Let $\Omega \subset \mathbb{R}^n$ be a bounded and convex open set. Let $u \in W^{1,p}(\Omega)$ for some $p \ge 1$ and suppose we are able to prove:
"If $x,y \in \Omega$ are two distinct Lebesgue points of $u$, then:
$$ |u(x)-u(y)| \le K |x-y| $$
where $K$ is a positive constant."
Can I conclude that $u$ admits a Lipschitz representative? Intuitively I think that the answer is yes, but I can't really get why.
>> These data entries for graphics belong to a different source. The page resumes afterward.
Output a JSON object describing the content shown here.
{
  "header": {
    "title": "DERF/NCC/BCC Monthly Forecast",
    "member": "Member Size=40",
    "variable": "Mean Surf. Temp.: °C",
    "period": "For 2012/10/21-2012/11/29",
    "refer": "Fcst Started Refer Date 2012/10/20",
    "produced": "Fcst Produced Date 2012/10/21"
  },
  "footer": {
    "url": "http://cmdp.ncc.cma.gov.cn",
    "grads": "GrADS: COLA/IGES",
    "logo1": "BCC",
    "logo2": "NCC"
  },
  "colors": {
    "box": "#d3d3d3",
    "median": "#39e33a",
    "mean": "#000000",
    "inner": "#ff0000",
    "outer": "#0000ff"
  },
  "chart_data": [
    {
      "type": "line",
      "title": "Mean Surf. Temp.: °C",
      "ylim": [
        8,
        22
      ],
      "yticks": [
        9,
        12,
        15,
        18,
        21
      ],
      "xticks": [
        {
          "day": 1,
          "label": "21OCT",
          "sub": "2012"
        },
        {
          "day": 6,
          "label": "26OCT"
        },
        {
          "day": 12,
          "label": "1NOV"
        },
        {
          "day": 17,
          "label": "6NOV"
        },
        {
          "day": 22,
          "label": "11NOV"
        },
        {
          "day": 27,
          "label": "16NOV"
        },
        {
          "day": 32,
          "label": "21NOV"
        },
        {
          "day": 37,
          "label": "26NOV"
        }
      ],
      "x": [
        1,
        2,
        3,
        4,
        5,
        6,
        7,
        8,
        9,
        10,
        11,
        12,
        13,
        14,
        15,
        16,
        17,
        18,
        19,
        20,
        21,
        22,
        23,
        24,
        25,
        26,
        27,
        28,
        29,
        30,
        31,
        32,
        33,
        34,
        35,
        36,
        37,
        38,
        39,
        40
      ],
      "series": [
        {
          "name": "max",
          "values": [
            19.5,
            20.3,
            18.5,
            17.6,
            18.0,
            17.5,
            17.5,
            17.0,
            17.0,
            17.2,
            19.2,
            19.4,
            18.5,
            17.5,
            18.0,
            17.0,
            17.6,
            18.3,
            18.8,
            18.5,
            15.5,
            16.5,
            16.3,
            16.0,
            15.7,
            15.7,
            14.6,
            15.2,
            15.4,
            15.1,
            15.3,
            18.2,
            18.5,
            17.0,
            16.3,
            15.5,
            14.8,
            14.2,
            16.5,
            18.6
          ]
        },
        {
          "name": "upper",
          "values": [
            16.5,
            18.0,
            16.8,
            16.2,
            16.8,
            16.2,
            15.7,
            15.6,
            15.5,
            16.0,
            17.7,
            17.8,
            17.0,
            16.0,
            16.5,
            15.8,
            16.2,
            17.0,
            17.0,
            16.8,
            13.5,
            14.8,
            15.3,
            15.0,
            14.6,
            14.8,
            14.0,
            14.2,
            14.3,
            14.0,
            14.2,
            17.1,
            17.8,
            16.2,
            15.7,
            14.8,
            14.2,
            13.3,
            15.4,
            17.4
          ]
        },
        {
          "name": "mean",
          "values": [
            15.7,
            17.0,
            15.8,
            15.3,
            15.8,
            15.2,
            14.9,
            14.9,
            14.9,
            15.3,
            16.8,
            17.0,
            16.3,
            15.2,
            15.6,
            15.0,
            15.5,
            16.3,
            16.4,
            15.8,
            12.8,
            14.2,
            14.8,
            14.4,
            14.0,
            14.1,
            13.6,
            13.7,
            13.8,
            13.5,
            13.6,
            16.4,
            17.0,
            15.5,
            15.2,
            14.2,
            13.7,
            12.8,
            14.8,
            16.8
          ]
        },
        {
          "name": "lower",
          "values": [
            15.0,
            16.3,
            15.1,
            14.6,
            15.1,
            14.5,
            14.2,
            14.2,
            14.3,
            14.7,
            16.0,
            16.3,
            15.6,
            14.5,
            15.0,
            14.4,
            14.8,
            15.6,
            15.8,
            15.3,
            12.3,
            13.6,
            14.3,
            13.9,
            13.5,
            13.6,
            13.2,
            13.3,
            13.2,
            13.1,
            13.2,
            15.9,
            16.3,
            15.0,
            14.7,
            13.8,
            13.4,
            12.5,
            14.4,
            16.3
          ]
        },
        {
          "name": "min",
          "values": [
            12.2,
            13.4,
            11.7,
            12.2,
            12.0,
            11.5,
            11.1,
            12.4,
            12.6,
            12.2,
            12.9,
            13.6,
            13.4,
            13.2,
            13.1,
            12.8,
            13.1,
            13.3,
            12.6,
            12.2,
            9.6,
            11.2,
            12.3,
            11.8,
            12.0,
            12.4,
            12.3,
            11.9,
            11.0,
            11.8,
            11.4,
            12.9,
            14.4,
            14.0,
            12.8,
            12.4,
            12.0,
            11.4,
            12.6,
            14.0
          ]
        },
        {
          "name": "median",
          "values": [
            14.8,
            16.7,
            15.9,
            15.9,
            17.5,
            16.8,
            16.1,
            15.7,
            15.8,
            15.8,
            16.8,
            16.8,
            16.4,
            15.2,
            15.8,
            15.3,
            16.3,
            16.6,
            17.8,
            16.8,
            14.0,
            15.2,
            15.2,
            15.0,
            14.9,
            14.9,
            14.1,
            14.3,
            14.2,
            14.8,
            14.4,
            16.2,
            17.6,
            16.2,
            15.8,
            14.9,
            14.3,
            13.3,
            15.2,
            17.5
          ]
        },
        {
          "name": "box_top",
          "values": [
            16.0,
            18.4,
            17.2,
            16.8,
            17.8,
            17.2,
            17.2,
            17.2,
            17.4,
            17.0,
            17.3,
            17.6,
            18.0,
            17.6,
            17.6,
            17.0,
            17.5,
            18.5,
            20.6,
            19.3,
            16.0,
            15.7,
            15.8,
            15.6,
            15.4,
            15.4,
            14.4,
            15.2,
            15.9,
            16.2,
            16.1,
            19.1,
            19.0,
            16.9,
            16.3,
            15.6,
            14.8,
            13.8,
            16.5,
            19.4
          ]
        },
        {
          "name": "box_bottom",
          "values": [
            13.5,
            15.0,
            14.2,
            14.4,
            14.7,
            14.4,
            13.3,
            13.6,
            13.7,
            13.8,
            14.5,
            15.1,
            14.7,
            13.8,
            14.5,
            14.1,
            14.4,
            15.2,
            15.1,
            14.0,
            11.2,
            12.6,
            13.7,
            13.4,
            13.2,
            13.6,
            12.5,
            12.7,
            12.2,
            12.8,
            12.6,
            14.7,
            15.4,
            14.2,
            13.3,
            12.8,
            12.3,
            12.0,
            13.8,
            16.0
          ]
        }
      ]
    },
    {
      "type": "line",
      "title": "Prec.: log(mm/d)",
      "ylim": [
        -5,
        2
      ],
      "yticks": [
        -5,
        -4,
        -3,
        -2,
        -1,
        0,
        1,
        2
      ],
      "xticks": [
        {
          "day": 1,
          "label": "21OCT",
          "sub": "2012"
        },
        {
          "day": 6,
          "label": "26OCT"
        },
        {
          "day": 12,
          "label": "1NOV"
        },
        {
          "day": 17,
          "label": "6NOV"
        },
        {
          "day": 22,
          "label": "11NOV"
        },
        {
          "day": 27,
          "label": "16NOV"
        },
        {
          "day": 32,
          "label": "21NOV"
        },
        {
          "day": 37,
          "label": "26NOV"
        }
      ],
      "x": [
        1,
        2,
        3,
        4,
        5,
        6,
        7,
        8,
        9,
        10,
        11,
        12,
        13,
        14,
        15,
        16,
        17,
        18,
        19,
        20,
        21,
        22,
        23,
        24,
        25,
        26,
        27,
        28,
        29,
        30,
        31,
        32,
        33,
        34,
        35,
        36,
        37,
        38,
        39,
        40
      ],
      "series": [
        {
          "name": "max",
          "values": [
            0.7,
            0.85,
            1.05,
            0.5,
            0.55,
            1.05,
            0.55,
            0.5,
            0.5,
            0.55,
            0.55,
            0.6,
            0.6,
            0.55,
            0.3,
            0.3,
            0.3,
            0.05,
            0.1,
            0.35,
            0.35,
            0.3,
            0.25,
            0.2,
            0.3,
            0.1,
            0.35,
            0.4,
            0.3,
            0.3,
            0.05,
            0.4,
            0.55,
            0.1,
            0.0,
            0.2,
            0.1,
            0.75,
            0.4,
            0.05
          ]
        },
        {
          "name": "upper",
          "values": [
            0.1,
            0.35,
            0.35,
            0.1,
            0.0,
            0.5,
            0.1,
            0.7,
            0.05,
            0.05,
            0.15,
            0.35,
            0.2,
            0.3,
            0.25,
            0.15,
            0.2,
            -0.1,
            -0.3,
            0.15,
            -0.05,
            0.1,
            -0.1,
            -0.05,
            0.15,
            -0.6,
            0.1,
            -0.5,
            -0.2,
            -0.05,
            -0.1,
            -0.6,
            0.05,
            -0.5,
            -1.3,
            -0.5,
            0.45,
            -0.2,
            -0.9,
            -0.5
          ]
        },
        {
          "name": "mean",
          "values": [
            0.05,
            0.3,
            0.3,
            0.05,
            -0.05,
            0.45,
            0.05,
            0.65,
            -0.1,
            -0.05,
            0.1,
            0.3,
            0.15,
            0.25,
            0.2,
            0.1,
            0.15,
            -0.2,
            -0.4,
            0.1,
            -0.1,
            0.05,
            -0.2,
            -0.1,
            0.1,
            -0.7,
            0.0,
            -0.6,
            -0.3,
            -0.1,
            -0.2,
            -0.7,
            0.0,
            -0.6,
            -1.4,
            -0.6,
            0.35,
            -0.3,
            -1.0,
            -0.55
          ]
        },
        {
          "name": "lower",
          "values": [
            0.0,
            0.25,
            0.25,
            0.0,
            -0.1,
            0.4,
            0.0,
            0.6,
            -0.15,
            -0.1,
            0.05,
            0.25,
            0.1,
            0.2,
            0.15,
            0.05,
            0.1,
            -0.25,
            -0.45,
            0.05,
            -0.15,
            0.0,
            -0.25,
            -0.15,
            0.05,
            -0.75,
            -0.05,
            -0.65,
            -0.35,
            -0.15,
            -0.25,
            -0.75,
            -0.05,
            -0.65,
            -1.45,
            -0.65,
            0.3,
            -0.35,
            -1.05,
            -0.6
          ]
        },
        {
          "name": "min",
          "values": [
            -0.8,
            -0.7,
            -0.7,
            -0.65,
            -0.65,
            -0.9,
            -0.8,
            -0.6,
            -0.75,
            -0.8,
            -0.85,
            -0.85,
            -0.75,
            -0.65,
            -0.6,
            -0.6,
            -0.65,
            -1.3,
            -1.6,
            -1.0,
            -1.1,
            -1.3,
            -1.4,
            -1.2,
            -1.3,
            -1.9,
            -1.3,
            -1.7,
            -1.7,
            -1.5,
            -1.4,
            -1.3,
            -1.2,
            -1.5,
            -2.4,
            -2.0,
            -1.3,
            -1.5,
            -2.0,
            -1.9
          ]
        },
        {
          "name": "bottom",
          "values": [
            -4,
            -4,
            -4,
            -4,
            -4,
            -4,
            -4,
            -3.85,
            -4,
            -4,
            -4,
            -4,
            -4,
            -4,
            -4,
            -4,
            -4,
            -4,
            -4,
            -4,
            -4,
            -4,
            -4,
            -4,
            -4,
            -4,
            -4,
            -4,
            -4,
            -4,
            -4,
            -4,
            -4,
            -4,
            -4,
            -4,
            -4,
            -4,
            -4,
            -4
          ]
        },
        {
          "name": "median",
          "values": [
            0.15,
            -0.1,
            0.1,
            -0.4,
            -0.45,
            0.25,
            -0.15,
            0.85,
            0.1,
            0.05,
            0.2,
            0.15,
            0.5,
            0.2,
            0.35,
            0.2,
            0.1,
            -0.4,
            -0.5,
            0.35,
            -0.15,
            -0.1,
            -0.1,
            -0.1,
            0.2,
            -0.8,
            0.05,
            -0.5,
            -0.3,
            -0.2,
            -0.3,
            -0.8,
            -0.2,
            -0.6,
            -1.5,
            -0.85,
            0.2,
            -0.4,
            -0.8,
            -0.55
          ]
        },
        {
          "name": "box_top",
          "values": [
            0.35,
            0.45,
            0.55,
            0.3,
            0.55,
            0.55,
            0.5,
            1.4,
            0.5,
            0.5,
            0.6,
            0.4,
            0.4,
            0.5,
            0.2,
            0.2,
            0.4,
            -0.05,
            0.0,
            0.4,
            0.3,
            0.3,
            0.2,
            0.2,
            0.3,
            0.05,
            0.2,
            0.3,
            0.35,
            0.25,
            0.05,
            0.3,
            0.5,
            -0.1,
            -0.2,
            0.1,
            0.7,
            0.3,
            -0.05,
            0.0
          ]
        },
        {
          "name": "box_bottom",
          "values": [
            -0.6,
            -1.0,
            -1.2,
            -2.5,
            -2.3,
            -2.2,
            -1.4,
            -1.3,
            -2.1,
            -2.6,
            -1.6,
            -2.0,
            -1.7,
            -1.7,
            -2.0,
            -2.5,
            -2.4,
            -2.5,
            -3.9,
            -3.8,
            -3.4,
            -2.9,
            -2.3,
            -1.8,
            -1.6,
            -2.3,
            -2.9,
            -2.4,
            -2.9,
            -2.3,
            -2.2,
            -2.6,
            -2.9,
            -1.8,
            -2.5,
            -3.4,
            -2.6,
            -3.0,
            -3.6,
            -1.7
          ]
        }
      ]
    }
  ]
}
By the well-known Lebesgue's theorem, almost every point of $\Omega$ is a Lebesgue point for $u$, then it is natural to try and define $\overline{u} \in W^{1,p}$ as equal to $u$ at every Lebesgue point of $u$. Following the same idea behind a Lipschitz extension to the boundary, if $z \in \Omega$ is not a Lebesgue point for $u$ I would be tempted to write:
$$ \overline{u}(z) := \lim_{x \rightarrow z} u(x) $$
Before talking about the Lipschitz condition, how can I even prove that such limit exists for every $z$ since none guarantees that $z$ is approached along Lebesgue points of $u$?
You always have Kirszbraun's theorem to rely on: if $E \subset \mathbb R^n$ and $f : E \to \mathbb R$ is Lipschitz, then $f$ has an extension to the whole space $\mathbb R^n$ with the same Lipschitz constant.
In this case take $E$ to be the set of Lebesgue points of $f$.